We're looking at a U-shaped recovery, which means getting off the bottom is going to be a lot more difficult than people are anticipating in the market, said Doug Roberts, chief investment strategist at Channel Capital Research in Shrewsbury, New Jersey.
Wall Street stocks fell, snapping a four-day winning streak, while the dollar dipped against the Japanese yen but rose against the euro.
American private employers cut 371,000 jobs last month, according to the ADP Employer Services report, jointly developed with Macroeconomic Advisers LLC.
That was less than 463,000 cuts in June but above the 345,000 job losses economists had expected for July.
Outplacement consultancy Challenger, Gray & Christmas, Inc. also reported that U.S. firms' layoff plans in July surged 31 percent compared with June, which had marked a 15-month low.
Labor market strains were evident in the services sector, which comprises 80 percent of U.S. economic output. The Institute for Supply Management said its services index fell to 46.4 last month from 47.0 in June.
Economists had expected the number to rise to 48.0, closer to the dividing line between growth and contraction at 50. The last time the index was above 50 was August of 2008.
This is not good news for the labor market, given the disappointing ADP reading, said Richard DeKaser, president of Woodley Park Research in Washington.

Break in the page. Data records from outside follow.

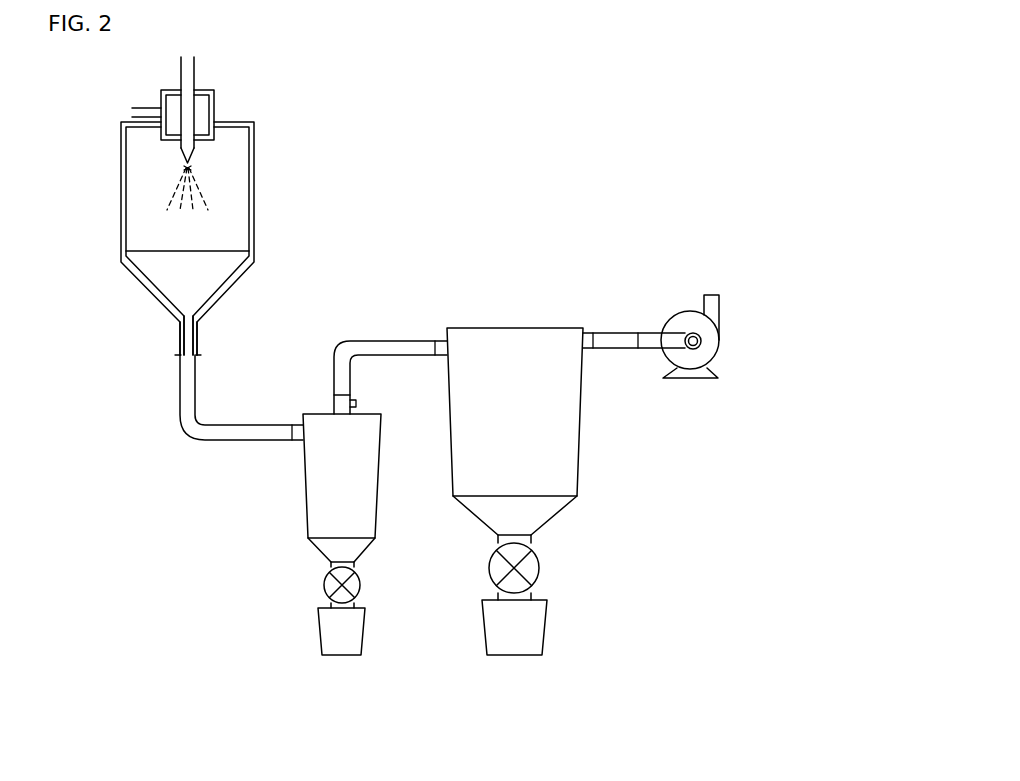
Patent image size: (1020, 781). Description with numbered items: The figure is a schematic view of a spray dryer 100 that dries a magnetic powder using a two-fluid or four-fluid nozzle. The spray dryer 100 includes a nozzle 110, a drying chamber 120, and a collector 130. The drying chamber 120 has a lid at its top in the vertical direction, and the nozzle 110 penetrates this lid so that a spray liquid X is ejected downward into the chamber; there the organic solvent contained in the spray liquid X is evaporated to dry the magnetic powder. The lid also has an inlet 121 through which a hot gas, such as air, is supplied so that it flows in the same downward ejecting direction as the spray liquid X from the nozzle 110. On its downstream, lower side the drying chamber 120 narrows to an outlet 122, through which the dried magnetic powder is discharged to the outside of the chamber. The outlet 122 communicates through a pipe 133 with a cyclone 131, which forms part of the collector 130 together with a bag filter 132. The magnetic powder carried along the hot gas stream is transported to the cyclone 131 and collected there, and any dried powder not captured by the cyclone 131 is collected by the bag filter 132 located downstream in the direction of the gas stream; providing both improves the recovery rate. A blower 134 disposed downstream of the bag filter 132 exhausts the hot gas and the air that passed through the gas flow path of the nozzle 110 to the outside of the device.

The spray dryer 100 is at (312, 91).
The nozzle 110 is at (188, 73).
The drying chamber 120 is at (252, 208).
The inlet 121 is at (200, 142).
The outlet 122 is at (185, 335).
The collector 130 is at (451, 678).
The cyclone 131 is at (330, 628).
The bag filter 132 is at (500, 628).
The pipe 133 is at (187, 390).
The blower 134 is at (707, 352).
The spray liquid X is at (173, 192).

These are not good numbers in the same day.
A Reuters poll of economists predicted Friday's payrolls report, which includes private and public employment, would show 320,000 job cuts in July, down from 467,000 in June.
The White House said the Labor Department report will show hundreds of thousands more lost jobs in July.
Recent data has painted a mixed picture of U.S. economic health, with the ISM's manufacturing index earlier this week showing a slower-than-expected contraction in July.
Investors gleaned a glimmer of hope from a Commerce Department report showing new orders at U.S. factories unexpectedly rose in June, though DeKaser said that was driven by factories eking out gains due to low inventories.
He added, there is a clear lag in the recovery in the services sector, which reflects the anemic consumer part of the economy.
In a separate report, the Mortgage Bankers Association said demand for U.S. home loans rose last week as a three-week low in 30-year fixed mortgage rates boosted applications for refinancing.
That came a day after U.S. data showed pending home sales jumped 3.6 percent in June, adding to hope that U.S. home prices may finally be nearing the end of a precipitous fall.
Most folks are hopeful, based on all the numbers we've been seeing, that we've got a floor here and we're going to start seeing a long, slow recovery. said Jonathan Corr, chief strategy officer at Pleasanton, California-based mortgage software provider Ellie Mae.
But hopes on this front also came with a caveat, and analysts said a swift rebound from the housing market's worst slump since the Great Depression is not on the horizon.
Demand for mortgages to buy new homes -- rather than to refinance existing debt -- remains weak, with purchase loan requests rising just 0.9 percent last week, the MBA said.
We can't march around in victory yet, Corr said, but we're starting to see the light at the end of the tunnel.